…used to be a quality respected newspaper with a fairly middle of the road view point and excellent writing. Times journalists were respected the World over.
This week those respected journalists took time off from dealing with really important stuff (like Iran) to expend effort "outing a blogger". They applied the best of their hooned journalistic skills to unearthing and then publishing the identity of someone who was publishing a popular and interesting blog under an anonymous identity. This was supposedly done "in the public interest".
The blog in question was NightJack and the blogger was a serving police office. So it's pretty easy to see why he would want to stay anonymous, both from the perps he put away and his bosses. The blog was honest, gritty and fairly entertaining. It was also very popular, read by literally hundreds of thousands of people per week and winning the Orwell prize for political writing in April 2009. It provided a great insight into the trials and tribulations of being in the force and put a human face on a bunch of people who are not always super-popular with the public.
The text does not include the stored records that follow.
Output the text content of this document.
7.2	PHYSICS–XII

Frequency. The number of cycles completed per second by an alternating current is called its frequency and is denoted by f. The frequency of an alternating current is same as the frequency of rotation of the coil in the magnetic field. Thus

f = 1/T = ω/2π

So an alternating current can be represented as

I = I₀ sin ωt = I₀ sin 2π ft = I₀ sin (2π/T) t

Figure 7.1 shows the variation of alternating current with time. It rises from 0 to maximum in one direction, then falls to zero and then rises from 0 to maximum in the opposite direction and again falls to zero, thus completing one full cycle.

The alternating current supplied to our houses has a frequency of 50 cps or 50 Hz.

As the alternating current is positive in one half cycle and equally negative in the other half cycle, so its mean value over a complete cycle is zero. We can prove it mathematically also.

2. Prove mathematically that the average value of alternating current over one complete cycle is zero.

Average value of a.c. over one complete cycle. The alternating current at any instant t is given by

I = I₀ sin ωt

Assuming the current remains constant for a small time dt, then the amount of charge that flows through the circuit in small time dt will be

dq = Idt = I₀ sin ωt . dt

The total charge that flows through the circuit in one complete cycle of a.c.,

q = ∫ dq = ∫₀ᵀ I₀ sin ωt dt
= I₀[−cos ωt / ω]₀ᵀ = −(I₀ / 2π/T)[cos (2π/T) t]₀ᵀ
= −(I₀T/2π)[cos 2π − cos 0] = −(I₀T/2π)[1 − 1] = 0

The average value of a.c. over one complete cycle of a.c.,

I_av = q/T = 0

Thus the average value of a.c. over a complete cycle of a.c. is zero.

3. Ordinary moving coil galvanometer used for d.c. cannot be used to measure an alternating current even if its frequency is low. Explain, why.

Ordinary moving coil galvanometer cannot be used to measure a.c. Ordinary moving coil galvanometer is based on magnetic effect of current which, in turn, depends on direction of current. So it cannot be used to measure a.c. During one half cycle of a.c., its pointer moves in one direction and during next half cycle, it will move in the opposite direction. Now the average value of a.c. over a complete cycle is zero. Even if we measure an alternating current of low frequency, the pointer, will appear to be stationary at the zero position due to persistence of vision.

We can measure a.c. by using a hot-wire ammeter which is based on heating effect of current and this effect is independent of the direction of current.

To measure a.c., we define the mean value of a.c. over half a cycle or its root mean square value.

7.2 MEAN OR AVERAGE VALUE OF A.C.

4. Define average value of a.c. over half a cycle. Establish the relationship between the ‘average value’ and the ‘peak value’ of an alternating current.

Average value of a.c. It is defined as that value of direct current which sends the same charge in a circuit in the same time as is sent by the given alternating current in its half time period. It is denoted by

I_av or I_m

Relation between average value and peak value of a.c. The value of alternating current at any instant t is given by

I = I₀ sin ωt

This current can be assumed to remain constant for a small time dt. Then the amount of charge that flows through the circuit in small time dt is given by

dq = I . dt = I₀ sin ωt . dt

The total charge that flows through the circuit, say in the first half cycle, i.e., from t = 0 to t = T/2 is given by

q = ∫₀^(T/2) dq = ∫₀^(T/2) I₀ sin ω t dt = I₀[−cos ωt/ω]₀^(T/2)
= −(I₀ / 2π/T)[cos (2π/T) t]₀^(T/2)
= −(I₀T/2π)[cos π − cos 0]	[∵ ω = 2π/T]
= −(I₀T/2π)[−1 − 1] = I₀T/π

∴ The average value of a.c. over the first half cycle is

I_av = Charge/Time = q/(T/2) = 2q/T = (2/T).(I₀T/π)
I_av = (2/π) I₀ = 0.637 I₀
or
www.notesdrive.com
And now thanks to some scumbag jorno at the Times it's gone.
A few points that should be considered here…
1. The guy blogged anonymously for a reason.
2. Journalists are the first to try and protect the anonymity of their sources, how is this different?
3. The Times online actually includes an anonymous blog called babybarrista which is an inside view of the legal profession. How hypocritical is that?
4. The Judge at the case, Mr Justice Eady is at best inconsistent, having ruled that Max Mosley could get beaten by german hookers in private.
On top of the sheer hypocrisy, I simple fall to see how this piece of tabloid style gutter journalism has done anyone any good. A cheap story at the price of the loss of the blog. Worse than that, this case has huge implications for bloggers in the future.